The Republican-controlled House voted 75-43 to pass the bill March 3 after a six-hour debate in which several black lawmakers gave impassioned speeches in opposition. They said the legislation could squelch honest discussion about the harmful effects of racism because parents could complain if history lessons make white children uncomfortable.

When the bill passed the Republican-controlled Senate in January, all of the black senators withheld their votes and walked out in protest.

Republicans across the country have been raising money by saying critical race theory is a threat and multiple Republican-led states have banned or limited the teaching of critical race theory or similar concepts through laws or administrative actions.

Critical race theory is an academic framework that says it examines how racism has shaped public policy and institutions such as the legal system, and how those have perpetuated the dominance of white people in society.

Mississippi Superintendent of Education Carey Wright said critical race theory is not taught in the state’s schools. The University of Mississippi law school offers an elective class on the theory.

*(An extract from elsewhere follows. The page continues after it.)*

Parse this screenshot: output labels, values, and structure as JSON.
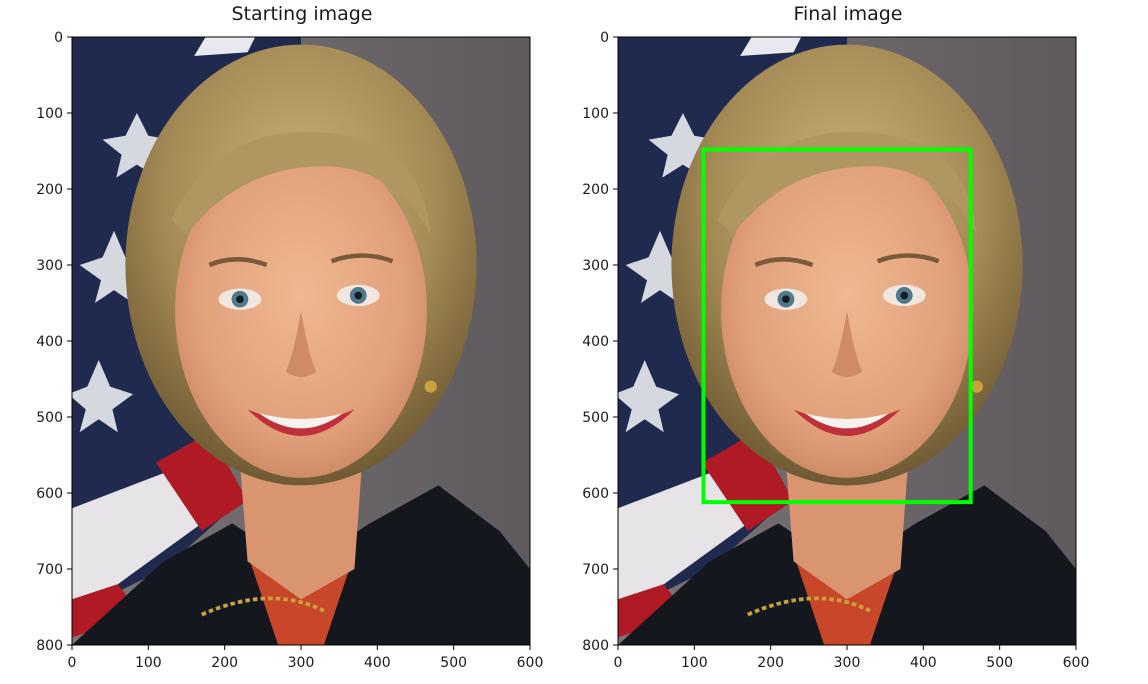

“Our bill that passed through the House and Senate states that nobody in the state of Mississippi can teach that any race is superior to another,” Rep. Becky Currie, District 92, said Monday. “I believe that this is exactly what needed to be done. It is not like other Critical Race bills that have been passed throughout the country. We just don’t believe that anyone is better than anyone else. It has been said that nobody was teaching this in Mississippi and we are just looking for a problem to solve, but the chairman of education has received videos of teachers teaching CRT in different areas in the state and has received numerous parent complaints. I am glad to report this has not been in our area.”

Mississippi has the highest percentage of black residents of any state — about 38 percent. Along with other states in the Deep South, including neighboring Alabama, it was a crucible of the civil rights movement.


The Associated Press contributed to this story.